Iranian Foreign Minister Kamal Kharazi was among the many delegates in Kuala Lumpur who argued that Palestinian suicide bombers are not terrorists.

"In Palestine, the lands of these people who are committing suicide have been occupied. So in general, the resistance is a legitimate one. To resist against occupation is quite different from the terrorist attack on New York, which was condemned by everyone, including the Islamic Republic of Iran."

The OIC's final declaration says that the notion of "state terrorism" must be included in any future definition of terrorism. But it specifically rejects any attempt to "link terrorism to the struggle of the Palestinian people" for an independent state with Jerusalem as its capital.

Instead, the declaration says a distinction should be made between acts of terror and what the pro-Palestinian delegates called "legitimate resistance," aimed at achieving "national liberation and self-determination" in the face of "foreign aggression, domination, and occupation."

Malaysian Foreign Minister Syed Hamid Albar says the references to "state terrorism" reflect the serious concerns within the OIC about Israel's ongoing military actions in the Palestinian territories.

"The Israeli military action clearly demonstrates the practice of state terrorism. We have urged the international community to assume its responsibility in putting an end to the Israeli military aggression and have called for the immediate and total withdrawal of all Israeli military forces from the occupied territories."
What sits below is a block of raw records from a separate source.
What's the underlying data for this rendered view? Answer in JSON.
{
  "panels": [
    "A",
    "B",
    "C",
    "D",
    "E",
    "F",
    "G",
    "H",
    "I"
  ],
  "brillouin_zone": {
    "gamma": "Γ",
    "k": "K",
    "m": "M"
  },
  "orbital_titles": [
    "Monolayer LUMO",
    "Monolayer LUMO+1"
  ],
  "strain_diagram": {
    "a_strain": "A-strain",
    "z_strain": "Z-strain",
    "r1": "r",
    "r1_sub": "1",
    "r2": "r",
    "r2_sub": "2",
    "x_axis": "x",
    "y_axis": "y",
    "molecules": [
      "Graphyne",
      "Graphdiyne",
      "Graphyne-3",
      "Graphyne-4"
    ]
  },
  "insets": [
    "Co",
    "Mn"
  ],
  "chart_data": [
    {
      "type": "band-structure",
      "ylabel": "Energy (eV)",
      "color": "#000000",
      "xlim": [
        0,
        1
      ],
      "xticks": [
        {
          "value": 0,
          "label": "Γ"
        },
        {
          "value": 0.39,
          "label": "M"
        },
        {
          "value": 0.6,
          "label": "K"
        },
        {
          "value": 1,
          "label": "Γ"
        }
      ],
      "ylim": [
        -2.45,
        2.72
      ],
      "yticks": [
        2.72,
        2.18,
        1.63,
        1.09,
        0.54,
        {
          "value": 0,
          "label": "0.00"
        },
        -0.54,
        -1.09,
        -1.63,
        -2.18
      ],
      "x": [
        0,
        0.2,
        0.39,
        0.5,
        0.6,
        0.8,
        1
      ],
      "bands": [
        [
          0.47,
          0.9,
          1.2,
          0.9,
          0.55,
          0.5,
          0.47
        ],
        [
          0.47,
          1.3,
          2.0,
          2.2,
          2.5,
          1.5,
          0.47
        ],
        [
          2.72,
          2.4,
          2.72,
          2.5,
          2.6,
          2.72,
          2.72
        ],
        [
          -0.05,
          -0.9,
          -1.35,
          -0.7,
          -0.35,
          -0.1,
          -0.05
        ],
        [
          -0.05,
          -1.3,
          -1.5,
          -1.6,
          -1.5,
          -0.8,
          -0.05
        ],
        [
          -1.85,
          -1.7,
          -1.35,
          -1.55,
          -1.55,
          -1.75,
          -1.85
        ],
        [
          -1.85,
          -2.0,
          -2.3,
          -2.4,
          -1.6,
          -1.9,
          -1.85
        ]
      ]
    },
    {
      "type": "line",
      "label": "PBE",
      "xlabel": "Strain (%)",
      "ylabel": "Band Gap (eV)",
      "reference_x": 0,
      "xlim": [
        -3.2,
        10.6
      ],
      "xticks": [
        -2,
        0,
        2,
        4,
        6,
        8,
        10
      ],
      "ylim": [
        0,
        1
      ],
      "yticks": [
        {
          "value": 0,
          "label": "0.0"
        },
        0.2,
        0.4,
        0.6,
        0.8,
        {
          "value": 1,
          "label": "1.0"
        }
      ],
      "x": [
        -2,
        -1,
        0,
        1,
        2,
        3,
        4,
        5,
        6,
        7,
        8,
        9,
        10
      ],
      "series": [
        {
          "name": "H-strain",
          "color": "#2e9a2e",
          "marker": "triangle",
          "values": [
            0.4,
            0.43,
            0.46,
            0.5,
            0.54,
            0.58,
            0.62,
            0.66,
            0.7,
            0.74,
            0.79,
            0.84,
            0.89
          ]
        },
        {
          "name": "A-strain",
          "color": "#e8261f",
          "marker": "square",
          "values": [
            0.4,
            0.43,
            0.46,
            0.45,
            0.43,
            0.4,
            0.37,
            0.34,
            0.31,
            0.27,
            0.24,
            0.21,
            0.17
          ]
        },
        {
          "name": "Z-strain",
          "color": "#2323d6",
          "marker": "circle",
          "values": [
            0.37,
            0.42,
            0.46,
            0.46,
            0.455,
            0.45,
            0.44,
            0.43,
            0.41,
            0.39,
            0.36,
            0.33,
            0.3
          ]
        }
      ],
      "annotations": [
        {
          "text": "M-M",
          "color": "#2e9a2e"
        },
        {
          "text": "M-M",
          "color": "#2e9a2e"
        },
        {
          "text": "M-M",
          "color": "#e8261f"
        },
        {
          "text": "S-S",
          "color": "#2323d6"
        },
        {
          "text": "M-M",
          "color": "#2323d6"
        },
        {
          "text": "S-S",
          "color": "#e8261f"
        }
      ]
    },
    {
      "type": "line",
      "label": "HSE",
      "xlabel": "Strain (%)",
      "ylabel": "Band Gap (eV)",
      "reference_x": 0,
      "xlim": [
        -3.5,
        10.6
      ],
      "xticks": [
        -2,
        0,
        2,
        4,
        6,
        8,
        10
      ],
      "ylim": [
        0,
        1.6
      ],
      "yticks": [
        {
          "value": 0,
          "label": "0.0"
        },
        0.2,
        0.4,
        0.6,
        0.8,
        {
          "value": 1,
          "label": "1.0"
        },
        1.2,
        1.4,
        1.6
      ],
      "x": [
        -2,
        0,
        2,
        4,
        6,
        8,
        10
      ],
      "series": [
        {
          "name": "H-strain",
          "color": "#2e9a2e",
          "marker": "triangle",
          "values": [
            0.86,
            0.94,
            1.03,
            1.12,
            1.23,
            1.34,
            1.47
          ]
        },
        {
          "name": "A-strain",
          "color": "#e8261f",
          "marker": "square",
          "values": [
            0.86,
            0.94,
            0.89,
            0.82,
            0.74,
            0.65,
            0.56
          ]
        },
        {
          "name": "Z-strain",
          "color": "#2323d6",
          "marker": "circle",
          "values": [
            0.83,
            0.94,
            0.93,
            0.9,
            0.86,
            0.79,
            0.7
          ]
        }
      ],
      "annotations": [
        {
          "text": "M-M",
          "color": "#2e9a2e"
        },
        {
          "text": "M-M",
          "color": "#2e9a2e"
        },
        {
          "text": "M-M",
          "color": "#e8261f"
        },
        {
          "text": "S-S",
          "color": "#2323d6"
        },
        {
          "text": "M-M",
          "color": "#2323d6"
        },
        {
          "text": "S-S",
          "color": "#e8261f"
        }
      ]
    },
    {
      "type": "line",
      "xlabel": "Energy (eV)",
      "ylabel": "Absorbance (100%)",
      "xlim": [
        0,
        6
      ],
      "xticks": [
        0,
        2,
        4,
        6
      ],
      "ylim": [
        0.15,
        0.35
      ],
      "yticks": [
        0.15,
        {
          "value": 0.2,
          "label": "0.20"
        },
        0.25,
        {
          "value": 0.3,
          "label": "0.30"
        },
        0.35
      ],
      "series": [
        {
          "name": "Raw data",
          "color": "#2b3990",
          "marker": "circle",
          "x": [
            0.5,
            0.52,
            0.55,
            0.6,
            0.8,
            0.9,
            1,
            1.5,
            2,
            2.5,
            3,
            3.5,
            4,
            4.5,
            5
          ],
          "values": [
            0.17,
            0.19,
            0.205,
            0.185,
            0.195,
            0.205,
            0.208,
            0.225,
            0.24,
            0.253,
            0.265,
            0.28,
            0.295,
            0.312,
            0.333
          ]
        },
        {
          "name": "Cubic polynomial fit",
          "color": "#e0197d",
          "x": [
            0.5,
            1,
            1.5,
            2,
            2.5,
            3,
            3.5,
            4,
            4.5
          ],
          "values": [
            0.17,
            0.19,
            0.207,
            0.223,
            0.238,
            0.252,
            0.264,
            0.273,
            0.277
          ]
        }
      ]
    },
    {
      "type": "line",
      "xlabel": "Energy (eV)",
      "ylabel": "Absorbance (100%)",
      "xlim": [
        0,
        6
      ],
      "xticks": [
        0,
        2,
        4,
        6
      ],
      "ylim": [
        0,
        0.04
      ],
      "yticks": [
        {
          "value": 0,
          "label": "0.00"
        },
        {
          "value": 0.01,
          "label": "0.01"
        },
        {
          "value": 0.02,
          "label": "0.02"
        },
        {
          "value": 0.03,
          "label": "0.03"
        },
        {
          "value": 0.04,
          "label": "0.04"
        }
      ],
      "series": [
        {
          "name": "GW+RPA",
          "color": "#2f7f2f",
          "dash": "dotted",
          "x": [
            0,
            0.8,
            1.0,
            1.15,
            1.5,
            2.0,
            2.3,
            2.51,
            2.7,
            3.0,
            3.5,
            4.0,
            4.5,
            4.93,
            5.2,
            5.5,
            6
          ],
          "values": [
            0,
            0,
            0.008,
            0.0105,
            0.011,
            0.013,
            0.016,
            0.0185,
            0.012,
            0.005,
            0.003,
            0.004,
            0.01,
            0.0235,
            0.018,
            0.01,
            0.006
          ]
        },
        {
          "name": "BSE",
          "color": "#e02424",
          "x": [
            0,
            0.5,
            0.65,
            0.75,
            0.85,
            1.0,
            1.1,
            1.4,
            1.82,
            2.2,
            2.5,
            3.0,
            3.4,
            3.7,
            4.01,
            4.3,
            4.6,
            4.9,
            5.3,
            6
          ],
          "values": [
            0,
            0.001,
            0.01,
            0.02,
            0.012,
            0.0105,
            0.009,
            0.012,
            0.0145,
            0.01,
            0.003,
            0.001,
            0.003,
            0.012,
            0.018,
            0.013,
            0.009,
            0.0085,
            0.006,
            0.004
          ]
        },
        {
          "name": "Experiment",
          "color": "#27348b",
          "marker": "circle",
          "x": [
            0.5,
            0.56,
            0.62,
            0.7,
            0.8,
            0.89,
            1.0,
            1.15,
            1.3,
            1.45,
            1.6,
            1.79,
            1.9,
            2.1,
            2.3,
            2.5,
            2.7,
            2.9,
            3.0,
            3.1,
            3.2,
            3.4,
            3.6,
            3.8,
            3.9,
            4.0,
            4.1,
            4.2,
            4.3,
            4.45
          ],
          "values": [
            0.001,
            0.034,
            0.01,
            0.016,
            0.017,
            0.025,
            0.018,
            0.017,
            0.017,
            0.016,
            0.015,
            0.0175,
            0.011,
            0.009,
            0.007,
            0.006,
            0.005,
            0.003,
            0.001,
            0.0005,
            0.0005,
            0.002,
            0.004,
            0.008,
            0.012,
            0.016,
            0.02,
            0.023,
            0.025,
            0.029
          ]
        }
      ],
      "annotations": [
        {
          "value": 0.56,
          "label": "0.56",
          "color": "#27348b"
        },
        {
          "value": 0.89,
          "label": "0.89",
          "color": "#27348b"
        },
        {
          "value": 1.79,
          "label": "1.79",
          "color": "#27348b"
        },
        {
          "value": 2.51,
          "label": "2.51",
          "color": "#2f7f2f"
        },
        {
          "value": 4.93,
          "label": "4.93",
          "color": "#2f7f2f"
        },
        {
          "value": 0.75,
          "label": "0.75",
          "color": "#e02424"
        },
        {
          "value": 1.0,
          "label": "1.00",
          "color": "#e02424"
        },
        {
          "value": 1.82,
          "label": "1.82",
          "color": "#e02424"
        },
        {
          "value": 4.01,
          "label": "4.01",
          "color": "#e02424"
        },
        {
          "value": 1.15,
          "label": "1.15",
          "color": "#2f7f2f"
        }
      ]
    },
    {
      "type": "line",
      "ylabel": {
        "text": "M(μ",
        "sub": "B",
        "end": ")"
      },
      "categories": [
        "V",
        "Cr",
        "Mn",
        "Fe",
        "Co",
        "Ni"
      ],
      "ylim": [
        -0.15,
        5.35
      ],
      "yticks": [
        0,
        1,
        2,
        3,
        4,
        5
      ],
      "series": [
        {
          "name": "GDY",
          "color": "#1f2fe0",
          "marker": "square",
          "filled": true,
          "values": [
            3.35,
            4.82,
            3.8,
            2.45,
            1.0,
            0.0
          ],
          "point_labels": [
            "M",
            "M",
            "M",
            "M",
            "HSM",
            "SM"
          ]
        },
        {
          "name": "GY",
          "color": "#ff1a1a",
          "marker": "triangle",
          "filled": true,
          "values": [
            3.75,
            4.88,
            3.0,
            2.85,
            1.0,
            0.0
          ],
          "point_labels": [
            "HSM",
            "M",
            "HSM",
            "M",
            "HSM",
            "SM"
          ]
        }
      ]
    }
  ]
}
Palestinian delegation leader Farouq Kaddoumi told the gathering that Israel's escalation of military force in the West Bank ultimately is the result of pro-Israeli U.S. foreign policy.

"The United States is fighting terrorism but giving the green light to state terrorism by Israel. So we condemn this policy of the Israelis and their continuation of occupation."

Malaysian Prime Minister Mahatir expressed support for the U.S.-led global campaign against terrorism. But Mahatir, who has a long record of supporting the Palestinian cause, said Washington is hurting its own campaign by backing the policies of Israeli Prime Minister Ariel Sharon.

"Well, the U.S. is doing right in terms of getting the world to act against terrorists. And I think the whole world supports that. But unfortunately, the U.S. has supported the action by the Israeli government, which also amounts to terrorism. And it is difficult for the world to unite against terrorists when there is ambiguity or double standards."

Iraqi Foreign Minister Naji Sabri told the gathering that oil-rich OIC member states should stop exporting petroleum products to the United States in order to pressure Israel into withdrawing from the Palestinian territories.

"This is up to the Arab oil-producing countries. But we think in general terms that the Arab world, or Arab countries, have the right to coordinate their policies and their efforts to stand by their brothers in Palestine and to defend themselves against this threat to their security because the Israeli threat is not designed against Palestinians but against the whole Arab world."

Such a decision would be a clear violation of the rules of OPEC -- the Organization of Petroleum Exporting Countries -- which forbid the use of oil as a political weapon.

But Iranian Foreign Minister Kharazi agreed that the strategy could be effective -- provided there was unanimous participation by all OIC members.

"I believe the Islamic world has enough instruments to use. But it all depends on the collective decisions of the Islamic countries. If they decide to use oil as a weapon, certainly it would be very effective."

Broad support within the OIC for the Iraqi proposal never materialized. However, there was a show of diplomatic solidarity with Baghdad in the face of U.S. suggestions that Iraq could be a future military target in the campaign against terrorism.

The Kuala Lumpur declaration signals the opposition of all OIC members to any unilateral action against any Islamic country in the name of the U.S.-led campaign against terrorism.